In all likelihood, US President Donald Trump will be meeting with the leader of North Korea, Kim Jong Un, in Singapore on Tuesday to discuss the possibility of North Korea's denuclearization. It has been an arduous road to get to this point, with the ever-intensifying prospect of war breaking out in the Korean peninsula dramatically shifting to a deepening dialogue over peace, all taking place in the span of a year. The premise of the summit is simple: give up nukes in exchange for security guarantees and economic assistance. But what complicates the picture is the issue of human right abuses committed by the North Korean regime. Already, human rights groups around the world as well as US and Japanese politicians are clamoring for Trump to put human rights on the summit agenda.
What will be the summit outcome's likely impact on human rights concerns? At first glance, it appears as though it will not be a crucial issue. There is a widespread consensus, within and outside the Trump administration, that bringing up human rights could potentially derail the delicate negotiation over denuclearization. Reflecting the prevailing opinion within the administration, US Senator James Risch stated that the summit should solely focus on denuclearization, rather than the fate of North Korea's infamous political prison camps or the Japanese victims of North Korea's state-sponsored abductions. Trump himself does not seem to be too keen to bring up human rights in the upcoming discussion with Kim.
In truth, the dilemma over the human rights situation in North Korea will not surface during the summit, but in its aftermath, as North Korea will inevitably be trying to normalize ties with the international community with the aim of removing sanctions. Ever since the international sanctions against North Korea were established to respond to North Korea's nuclear provocations more than a decade ago, international sanctions mainly focused on North Korean proliferation concerns, targeting a limited set of entities and individuals associated with the country's nuclear and missile development programs. Throughout last year, as North Korea's provocations were intensifying, the United States and the international community redoubled the sanctions imposed on the regime. The new sanctions mostly focused on North Korea's strategic weak spot, namely its economy, but there was also a significant effort at targeting the regime's human rights violations.
If the outcome of the summit turns out to be positive, the agreement framework between the US and North Korea will involve a trade-off between denuclearization steps taken by North Korea and security guarantees by the United States and its allies, which will eventually include the lifting of existing sanctions. Although there are currently no UN or EU sanctions specifically targeting the North Korean regime on human rights grounds, the United States has been rather prolific in this regard, having issued several unilateral sanctions against North Korean officials suspected of involvement in human rights violations.
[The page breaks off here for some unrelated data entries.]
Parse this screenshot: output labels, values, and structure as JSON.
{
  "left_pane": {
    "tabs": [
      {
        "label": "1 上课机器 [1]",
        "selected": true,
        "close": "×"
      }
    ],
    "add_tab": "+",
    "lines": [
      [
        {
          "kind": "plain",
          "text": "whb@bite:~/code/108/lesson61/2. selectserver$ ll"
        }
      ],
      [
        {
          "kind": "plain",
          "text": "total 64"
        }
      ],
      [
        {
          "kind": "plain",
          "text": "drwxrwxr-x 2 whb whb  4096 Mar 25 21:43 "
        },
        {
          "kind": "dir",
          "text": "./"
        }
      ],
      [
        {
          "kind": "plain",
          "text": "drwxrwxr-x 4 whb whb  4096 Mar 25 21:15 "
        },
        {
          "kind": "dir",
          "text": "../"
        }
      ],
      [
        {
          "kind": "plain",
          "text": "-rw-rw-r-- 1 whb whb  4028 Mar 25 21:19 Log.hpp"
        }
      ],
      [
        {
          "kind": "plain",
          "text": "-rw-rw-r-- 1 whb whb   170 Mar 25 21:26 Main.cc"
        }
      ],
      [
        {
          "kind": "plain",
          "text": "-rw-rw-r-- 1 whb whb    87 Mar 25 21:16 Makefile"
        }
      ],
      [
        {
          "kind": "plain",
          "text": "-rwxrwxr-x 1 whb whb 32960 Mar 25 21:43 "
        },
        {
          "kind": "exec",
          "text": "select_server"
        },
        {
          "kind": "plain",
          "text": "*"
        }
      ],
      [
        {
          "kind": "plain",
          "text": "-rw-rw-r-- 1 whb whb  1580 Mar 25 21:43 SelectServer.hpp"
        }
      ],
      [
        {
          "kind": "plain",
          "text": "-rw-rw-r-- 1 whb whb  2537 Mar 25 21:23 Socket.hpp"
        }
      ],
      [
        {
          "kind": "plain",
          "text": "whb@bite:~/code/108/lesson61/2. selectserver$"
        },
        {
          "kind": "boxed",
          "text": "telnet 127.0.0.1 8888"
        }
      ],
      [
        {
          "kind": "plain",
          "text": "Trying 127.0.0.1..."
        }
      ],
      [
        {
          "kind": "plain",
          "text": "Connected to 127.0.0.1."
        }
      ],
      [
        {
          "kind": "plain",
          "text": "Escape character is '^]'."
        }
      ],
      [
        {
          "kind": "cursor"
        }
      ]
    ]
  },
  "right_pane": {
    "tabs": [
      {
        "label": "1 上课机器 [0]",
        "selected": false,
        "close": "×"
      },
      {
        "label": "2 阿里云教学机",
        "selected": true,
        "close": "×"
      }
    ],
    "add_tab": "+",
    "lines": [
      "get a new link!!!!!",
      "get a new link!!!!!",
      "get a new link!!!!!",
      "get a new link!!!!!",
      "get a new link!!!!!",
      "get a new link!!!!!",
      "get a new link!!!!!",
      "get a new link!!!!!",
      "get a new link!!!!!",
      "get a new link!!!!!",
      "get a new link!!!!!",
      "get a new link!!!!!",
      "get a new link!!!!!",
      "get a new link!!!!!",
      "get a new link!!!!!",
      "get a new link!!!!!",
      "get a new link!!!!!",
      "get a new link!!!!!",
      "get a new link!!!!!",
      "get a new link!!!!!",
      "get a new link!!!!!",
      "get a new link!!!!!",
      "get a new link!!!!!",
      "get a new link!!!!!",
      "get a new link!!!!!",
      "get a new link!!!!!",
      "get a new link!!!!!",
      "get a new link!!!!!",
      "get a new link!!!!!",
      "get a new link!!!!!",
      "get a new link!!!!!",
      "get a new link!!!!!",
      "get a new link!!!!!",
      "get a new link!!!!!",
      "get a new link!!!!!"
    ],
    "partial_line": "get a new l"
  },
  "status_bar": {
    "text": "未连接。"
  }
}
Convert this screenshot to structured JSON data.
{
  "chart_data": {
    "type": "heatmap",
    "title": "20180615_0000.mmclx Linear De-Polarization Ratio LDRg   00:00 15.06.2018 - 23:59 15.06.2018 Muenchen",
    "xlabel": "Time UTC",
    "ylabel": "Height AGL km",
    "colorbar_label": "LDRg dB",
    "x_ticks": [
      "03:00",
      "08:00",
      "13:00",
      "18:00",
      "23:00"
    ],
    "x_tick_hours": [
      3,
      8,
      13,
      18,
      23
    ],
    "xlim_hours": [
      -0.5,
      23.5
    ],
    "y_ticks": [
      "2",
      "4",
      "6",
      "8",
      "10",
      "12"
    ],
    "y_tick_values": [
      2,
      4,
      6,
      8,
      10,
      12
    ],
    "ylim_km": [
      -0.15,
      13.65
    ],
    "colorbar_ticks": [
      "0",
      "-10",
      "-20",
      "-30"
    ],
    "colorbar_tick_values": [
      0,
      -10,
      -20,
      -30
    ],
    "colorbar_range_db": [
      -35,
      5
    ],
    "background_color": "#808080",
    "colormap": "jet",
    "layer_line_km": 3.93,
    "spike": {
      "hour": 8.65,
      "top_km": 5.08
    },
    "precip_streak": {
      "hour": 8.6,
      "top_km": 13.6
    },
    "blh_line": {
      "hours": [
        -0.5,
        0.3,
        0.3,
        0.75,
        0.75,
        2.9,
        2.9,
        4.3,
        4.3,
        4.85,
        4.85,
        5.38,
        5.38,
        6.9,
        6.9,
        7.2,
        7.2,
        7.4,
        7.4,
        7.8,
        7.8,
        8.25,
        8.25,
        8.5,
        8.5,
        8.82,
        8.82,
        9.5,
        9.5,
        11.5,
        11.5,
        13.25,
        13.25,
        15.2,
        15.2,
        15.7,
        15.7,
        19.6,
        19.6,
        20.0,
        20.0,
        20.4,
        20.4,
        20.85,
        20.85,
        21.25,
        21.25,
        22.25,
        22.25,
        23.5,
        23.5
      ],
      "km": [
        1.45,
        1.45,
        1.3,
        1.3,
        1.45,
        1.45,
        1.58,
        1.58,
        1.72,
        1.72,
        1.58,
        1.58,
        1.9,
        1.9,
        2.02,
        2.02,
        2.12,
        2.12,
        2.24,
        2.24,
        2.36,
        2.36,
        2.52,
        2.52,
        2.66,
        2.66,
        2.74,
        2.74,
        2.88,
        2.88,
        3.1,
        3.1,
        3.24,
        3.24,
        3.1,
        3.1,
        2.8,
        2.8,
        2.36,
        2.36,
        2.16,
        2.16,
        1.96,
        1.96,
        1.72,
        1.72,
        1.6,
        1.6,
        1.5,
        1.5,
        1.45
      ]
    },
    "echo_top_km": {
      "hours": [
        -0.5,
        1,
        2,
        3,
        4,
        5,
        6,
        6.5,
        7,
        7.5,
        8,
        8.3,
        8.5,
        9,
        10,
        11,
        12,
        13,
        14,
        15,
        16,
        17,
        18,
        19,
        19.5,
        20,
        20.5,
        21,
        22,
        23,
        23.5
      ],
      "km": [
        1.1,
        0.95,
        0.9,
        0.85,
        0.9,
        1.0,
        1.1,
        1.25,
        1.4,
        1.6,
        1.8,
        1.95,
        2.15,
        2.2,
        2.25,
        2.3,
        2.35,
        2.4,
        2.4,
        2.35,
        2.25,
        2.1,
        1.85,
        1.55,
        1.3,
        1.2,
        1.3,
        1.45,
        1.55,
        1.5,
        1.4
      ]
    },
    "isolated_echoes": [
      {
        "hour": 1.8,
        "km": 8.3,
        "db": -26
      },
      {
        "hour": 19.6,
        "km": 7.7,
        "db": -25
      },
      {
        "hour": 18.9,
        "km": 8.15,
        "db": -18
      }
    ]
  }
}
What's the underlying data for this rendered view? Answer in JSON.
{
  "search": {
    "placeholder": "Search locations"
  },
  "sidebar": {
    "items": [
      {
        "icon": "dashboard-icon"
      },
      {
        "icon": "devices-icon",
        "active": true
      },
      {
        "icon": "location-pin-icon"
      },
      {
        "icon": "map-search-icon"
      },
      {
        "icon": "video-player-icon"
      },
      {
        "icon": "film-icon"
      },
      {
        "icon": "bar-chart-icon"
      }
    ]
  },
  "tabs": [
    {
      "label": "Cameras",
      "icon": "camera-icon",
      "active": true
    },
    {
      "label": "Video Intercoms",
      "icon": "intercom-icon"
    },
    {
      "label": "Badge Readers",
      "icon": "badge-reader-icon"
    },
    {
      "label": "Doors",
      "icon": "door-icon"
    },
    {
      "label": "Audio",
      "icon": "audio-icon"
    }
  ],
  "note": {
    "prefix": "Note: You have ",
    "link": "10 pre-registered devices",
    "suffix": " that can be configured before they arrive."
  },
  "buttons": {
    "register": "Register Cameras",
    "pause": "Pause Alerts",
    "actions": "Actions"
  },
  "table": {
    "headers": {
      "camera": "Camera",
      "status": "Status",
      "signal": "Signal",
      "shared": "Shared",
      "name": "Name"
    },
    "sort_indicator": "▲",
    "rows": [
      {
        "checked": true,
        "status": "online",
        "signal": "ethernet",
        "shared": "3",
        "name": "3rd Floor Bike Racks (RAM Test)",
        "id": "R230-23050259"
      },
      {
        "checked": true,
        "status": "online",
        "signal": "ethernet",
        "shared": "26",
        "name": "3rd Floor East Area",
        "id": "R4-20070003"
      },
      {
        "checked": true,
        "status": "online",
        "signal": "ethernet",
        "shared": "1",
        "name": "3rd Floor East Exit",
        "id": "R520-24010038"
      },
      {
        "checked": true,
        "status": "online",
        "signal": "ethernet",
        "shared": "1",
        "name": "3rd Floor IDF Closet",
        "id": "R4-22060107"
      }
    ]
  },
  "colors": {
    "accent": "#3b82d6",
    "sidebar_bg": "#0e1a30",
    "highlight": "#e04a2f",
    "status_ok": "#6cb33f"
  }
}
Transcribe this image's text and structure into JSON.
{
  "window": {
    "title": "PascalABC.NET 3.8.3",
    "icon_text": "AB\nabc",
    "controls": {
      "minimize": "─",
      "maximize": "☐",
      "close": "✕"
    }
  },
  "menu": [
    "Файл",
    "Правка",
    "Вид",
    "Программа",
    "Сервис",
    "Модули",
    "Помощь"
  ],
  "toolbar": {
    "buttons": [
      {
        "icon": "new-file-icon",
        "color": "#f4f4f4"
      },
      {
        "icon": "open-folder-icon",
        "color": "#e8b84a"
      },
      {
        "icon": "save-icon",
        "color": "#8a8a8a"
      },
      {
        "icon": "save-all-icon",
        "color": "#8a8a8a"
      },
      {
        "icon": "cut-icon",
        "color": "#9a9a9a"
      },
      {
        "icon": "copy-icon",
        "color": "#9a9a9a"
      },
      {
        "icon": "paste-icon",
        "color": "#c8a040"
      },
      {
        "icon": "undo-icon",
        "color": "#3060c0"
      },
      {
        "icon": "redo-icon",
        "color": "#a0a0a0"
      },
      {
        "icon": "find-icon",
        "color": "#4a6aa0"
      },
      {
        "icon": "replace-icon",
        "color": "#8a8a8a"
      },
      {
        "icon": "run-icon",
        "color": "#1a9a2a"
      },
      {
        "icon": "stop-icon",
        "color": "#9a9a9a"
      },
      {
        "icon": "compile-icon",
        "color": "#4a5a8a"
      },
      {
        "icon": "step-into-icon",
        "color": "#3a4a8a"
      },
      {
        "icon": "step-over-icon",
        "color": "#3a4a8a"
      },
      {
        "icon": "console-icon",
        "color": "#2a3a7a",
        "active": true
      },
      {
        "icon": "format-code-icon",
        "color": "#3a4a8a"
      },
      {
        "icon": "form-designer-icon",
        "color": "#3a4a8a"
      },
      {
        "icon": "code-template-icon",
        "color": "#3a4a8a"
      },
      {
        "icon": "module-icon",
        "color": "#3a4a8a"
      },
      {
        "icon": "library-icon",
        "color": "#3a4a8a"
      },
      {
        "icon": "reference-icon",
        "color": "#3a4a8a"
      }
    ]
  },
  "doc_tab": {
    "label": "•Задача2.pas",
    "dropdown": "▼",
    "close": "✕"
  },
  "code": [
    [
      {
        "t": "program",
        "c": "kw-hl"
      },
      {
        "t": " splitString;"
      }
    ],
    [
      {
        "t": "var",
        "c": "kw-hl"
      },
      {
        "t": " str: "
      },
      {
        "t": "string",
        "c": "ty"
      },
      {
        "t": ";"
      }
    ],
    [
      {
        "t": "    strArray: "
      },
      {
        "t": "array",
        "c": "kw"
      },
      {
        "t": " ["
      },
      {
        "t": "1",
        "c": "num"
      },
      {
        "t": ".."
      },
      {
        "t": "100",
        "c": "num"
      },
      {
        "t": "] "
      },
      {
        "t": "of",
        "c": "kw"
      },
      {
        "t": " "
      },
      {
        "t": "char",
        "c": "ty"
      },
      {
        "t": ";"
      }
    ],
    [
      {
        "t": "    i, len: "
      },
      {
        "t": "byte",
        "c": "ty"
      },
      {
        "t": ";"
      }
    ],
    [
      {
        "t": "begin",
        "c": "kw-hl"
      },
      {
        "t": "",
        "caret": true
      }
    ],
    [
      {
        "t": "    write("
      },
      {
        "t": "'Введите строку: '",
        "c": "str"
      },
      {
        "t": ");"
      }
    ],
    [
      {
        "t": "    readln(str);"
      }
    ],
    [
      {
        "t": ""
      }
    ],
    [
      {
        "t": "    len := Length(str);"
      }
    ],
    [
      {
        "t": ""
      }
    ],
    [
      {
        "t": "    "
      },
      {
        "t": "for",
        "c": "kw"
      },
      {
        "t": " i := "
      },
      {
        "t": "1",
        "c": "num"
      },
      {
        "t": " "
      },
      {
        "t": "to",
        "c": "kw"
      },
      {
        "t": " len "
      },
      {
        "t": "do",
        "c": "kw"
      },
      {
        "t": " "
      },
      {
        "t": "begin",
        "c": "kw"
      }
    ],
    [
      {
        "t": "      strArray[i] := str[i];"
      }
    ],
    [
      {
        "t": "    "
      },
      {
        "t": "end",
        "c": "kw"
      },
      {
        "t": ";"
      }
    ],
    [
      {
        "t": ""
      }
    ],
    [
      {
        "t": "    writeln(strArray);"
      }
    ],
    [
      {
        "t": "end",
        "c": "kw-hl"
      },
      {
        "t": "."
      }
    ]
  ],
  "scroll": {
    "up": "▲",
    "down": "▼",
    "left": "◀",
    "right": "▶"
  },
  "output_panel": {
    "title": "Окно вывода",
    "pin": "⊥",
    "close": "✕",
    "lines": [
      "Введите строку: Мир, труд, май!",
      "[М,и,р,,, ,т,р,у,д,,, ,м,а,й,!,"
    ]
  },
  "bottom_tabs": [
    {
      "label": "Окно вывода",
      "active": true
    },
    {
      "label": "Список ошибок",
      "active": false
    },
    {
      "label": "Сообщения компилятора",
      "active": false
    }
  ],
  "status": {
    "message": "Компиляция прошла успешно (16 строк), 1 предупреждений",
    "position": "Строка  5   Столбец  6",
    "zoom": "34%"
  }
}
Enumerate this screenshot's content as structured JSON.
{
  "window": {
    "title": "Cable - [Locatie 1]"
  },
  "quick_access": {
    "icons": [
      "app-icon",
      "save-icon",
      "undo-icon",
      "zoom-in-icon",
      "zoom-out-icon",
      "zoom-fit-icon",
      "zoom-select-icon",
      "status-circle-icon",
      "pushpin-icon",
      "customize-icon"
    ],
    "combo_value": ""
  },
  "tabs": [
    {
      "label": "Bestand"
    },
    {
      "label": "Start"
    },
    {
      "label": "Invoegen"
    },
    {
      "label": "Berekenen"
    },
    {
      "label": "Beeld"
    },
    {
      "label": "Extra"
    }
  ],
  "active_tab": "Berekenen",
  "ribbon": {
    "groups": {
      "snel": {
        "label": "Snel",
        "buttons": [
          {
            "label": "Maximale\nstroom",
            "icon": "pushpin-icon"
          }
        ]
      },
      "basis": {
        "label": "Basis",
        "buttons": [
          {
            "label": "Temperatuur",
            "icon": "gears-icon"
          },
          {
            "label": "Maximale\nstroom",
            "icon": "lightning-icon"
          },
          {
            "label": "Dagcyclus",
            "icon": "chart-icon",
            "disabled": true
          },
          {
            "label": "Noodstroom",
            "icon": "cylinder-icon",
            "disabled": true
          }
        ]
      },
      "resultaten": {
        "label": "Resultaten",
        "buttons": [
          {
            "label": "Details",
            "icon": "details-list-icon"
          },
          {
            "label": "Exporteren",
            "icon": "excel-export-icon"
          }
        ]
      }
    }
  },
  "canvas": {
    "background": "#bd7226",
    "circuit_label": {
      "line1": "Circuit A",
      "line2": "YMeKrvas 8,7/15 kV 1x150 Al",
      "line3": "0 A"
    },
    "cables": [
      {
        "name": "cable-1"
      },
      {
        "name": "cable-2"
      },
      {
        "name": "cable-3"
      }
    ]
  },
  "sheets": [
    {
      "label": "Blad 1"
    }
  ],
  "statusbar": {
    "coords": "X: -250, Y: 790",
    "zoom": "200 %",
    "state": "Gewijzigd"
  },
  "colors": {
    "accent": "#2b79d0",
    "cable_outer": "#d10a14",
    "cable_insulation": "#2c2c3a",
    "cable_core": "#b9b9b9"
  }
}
The measures largely consist of bans on travel and US companies and individuals dealing with sanctioned North Korean individuals and entities, but more critically they go straight to the top, with Kim Jong-un himself on the list of targeted individuals.
This US stance towards North Korea's human rights violations further hardened with the passage of the North Korea Sanctions and Policy Enhancement Act in 2016. The act targets North Korea's illicit activities ranging from nuclear and missile proliferation to human rights violations, but in contrast to previous sanction laws, which left designation of sanction targets to the discretion of the US president, the 2016 act obligates the president to sanction any individual or entity that is known to have committed violations. Furthermore, sanctions can only be suspended if the North Korean regime redresses the abuses - such as repatriating abductees and improving living conditions in its political prison camps.
Human rights sanctions, despite the feeble prospect of enforcement, establish a higher bar for the regime to clear if it wishes to rejoin the community of nations. The dilemma for both Kim Jong-un and now Trump is that human rights violations, unlike denuclearization, cannot simply be redressed through political agreements. The regime would have to make serious efforts to come to terms with its own actions, more specifically investigating the reported cases of human right violations, punishing the perpetrators, and compensating the victims. Given the massive scale of violations that the regime has perpetrated, which the report by the UN Commission of Inquiry on the Situation of Human Rights in DPRK (COI-DPRK) evaluated as amounting to crimes against humanity, it is unlikely that the Kim regime will ever be able to address its own wrongdoings, necessitating the regime's demise if justice were to be achieved.
If the summit goes as planned, the US will start trading North Korea's denuclearization for security guarantees, such as signing a peace treaty, establishing diplomatic relations and lifting the sanctions. But without an improvement in the human rights situation taking place in parallel with the denuclearization process, many in Washington and around the world will view the agreement as an exercise of North Korea's nuclear leverage to shield the regime from being held accountable for its human rights abuses.